Sunday, 29 May 2016

Geek Out - The Science of Behaviour Change - Part 1

As most of you are reading this, I am likely on a plane to Chicago for the annual conference for behaviour analysts. It is 3 full, full days of behaviour change (8 am -7pm)! While my interests are in autism and developmental disabilities, some of the other topics I saw in the over 500 events included, gambling, climate change, exercise, animal training . . . . It is my geek out weekend!

In honour of my geek out weekend I am going to try and explain the science of behaviour change as simply as possible. It is almost as simple as ABC!

An Antecedent occurs in the environment (some people outside the science refer to this as a trigger), this results in an immediate Behaviour (in this case we are meaning something that is observable and measurable) and it results in a Consequence.

There are 3 types of consequences.
If a behaviour is staying the same or increasing, something is reinforcing it.
If a behaviour decreases one of two things is happening: the behaviour is being put on extinction (meaning the reinforcer is being withheld) or it is being punished.

There are several things that make behaviours more or less likely to occur.
The first is motivating operations. If you are highly motivated (we call this having an establishing operation - think state of deprivation), you are more likely to engage in certain behaviours. If you are not motivated (we call this an abolishing operation - think a state of satiation) you are less likely to engage in certain behaviours.

There are also setting events. These are things that happened before the antecedent or are within a person (such as not getting enough sleep, or having a headache). They don't specifically cause a behaviour to occur, that is the antecedent, but may make some behaviours more or less likely to happen.

Ok, enough with the boring science (which I love) and on to how this works.

Let's do an example with food because we all face food related behaviours everyday!

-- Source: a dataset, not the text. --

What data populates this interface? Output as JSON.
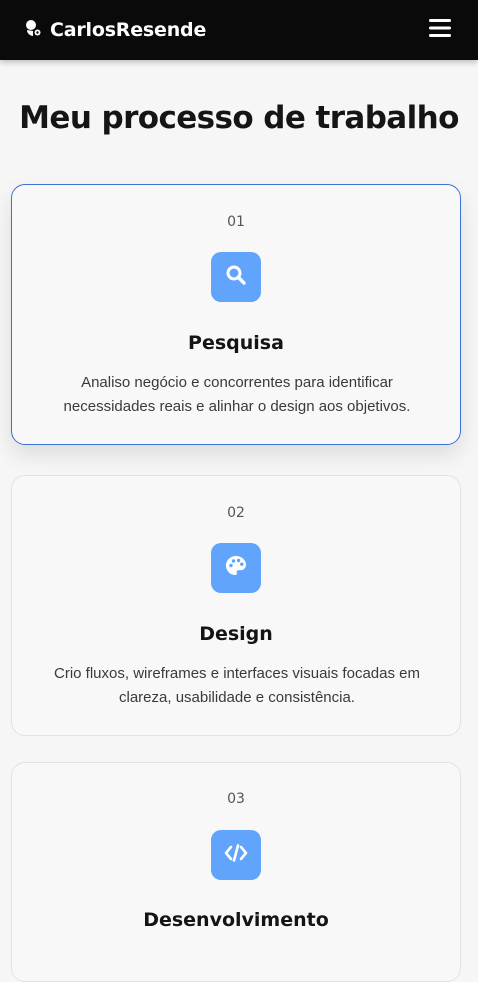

Let's say, I come home from a rough day at work (and for me that would be a client was aggressive). I got scratched and kicked and am feeling a bit grumpy (setting event).
Also, because I was getting scratched and bit, I didn't have time for lunch, so I am really motivated (I am deprived) to engage in behaviour that would result in food. (For example, opening the fridge, or cupboard).
I come in hungry, and grumpy, (Lord help my husband), and there is a big bag of my favourite kind of chips in the cupboard.
Seeing the chips is the antecedent to picking them up and eating them.
Because for a moment the chips taste soooooo good and they decrease my hunger and maybe even my grumpiness, my chip eating behaviour is reinforced, and I am more likely to eat chips again in the future.

If this situation was a bit different, say work was fine, I had my lunch, I wasn't starving, there was a big bowl of fruit on the counter, my behaviour may change.

Further, if the chips made me really sick, my chip eating behaviour would likely be punished and I would be less likely to eat chips in the future.

Please feel free to ask me questions, this is truly my life passion!

Next week, I will share some more about the science of behaviour change!

2 comments:

  1. I look forward to chatting with you about this at BAR! Something I have noticed is that I get (psychologically?) compelled (by habit?) to eat certain things every day. But after something changes my habit (like a vacation) it is easy to come back and change my habit. But eventually I drift back into it and here we go again . . .

    C

    ReplyDelete
  2. This is very interesting. I also can't wait to hear more!